A good commit message should be:
- Clear
- Specific
- Short
- Meaningful
Simple rules for writing a good commit message:
- Start with an action verb (Add, Fix, Update, Remove, Refactor)
- Mention what you changed
- Optionally mention why, if needed
Good Examples:
- Add Teacher API controller
- Fix the student not found handling in StudentController
- Disable camelCase JSON naming to match model properties
- Add CORS policy AllowAll for frontend integration
- Add JWT authentication middleware
- Refactor repository methods for async usage
Avoid:
- Done
- Trial
- Changes
- Working now
- Final
Why are small commits better than large commits?
Small commits are easier to manage and safer.
Benefits of small commits:
- Easier to review (reviewers don’t miss issues)
- Easier to debug (you can pinpoint the exact commit that broke things)
- Easier to rollback (remove only the bad change, keep the good ones)
- Lower chance of merge conflicts
Large commits:
- Mix multiple changes together
- It’s hard to understand
- Make debugging difficult
- Increase chances of mistakes
- Bigger conflicts
- Painful rollbacks
Example:
Instead of one huge commit:
- Added Authentication + Caching + Logging + UI Changes
Prefer smaller commits:
- Add authentication setup
- Add login endpoint
- Add token generation logic
- Add the authorization attribute to endpoints
Rule: Commit frequently, but commit meaningful changes. Small commits reduce risk and make code easier to review and fix.
What is an atomic commit?
An atomic commit means:
- One commit = one logical change
- The commit is complete and correct
- The commit does not break the build
- The commit does not contain half the work
Example of atomic commits:
- Commit 1: Add DTO for Teacher
- Commit 2: Add TeacherController GET endpoint
- Commit 3: Register TeacherService in DI
Each commit builds safely, step-by-step. Atomic commits make history clean and reliable.
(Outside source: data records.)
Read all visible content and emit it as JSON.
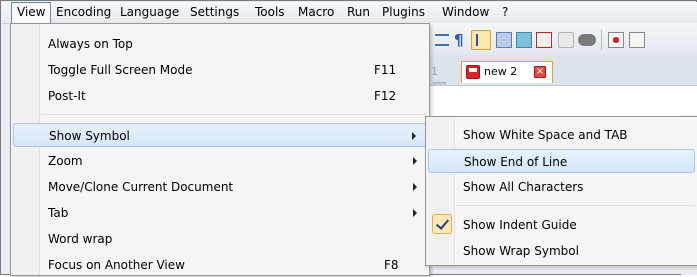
{
  "menubar": {
    "items": [
      "View",
      "Encoding",
      "Language",
      "Settings",
      "Tools",
      "Macro",
      "Run",
      "Plugins",
      "Window",
      "?"
    ]
  },
  "tabs": {
    "ghost_label": "1",
    "active_label": "new 2",
    "close_glyph": "×"
  },
  "view_menu": {
    "items": [
      {
        "label": "Always on Top",
        "shortcut": ""
      },
      {
        "label": "Toggle Full Screen Mode",
        "shortcut": "F11"
      },
      {
        "label": "Post-It",
        "shortcut": "F12"
      },
      {
        "label": "Show Symbol",
        "shortcut": ""
      },
      {
        "label": "Zoom",
        "shortcut": ""
      },
      {
        "label": "Move/Clone Current Document",
        "shortcut": ""
      },
      {
        "label": "Tab",
        "shortcut": ""
      },
      {
        "label": "Word wrap",
        "shortcut": ""
      },
      {
        "label": "Focus on Another View",
        "shortcut": "F8"
      }
    ]
  },
  "show_symbol_menu": {
    "items": [
      {
        "label": "Show White Space and TAB",
        "checked": false
      },
      {
        "label": "Show End of Line",
        "checked": false
      },
      {
        "label": "Show All Characters",
        "checked": false
      },
      {
        "label": "Show Indent Guide",
        "checked": true
      },
      {
        "label": "Show Wrap Symbol",
        "checked": false
      }
    ]
  },
  "colors": {
    "highlight": "#d6e6f8",
    "menu_bg": "#f5f5f5",
    "accent_tab": "#e0a23a"
  }
}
When should we commit code?
Commit when your change is:
- Meaningful
- Working
- Testable
- Not breaking build
Best moments to commit:
- After completing a small feature step
- After fixing one bug completely
- After refactoring a small area safely
- After adding a test and ensuring it passes
Avoid committing:
- Midway experiments
- Broken compilation
- Incomplete features
A Good Habit: Finish one logical step → Run build/tests → Commit. Do not wait until the end of the day to commit everything together. Commit step by step as progress happens.
Why broken or half-done code should not be committed?
Because commits are treated as trusted checkpoints. If you commit broken code:
- The branch becomes unstable
- Teammates pulling your branch get build failures
- CI/CD pipelines fail
- Debugging becomes harder because history has unsafe points
Rule: If it doesn’t build / tests fail, don’t commit.
What is staging, and why does it matter?
Staging means selecting which changes to include in the next commit.
- You can commit only the relevant files
- You avoid accidentally committing extra changes
- You keep commits clean and atomic
Example:
You fixed a bug in StudentService.cs, but also changed formatting in Program.cs.
- Stage only StudentService.cs
- Commit the bug fix separately
- Keep formatting changes for later (or discard)
This is how professionals keep commit history clean.
How to review changes before committing in Visual Studio?
Before you commit, always review what is going on.
Step-by-step in Visual Studio
- View → Git Changes
- You will see Files Changed
- Click each file to see the diff view (before vs after)
- Stage only the correct files
- Write a clear commit message
- Commit
What to check in review:
- Did I accidentally change unrelated files?
- Any secrets added?
- Any debug code left? (Console logs, hardcoded values)
- Does it match the commit message?
Conclusion:
Commit best practices are simple: commit small, meaningful, working changes with a clear message, and use staging to include only what belongs in that commit. Avoid committing secrets, generated files, or half-done/broken code. When you follow this habit, your project history stays clean, and it becomes much easier to review changes, debug issues, and roll back safely.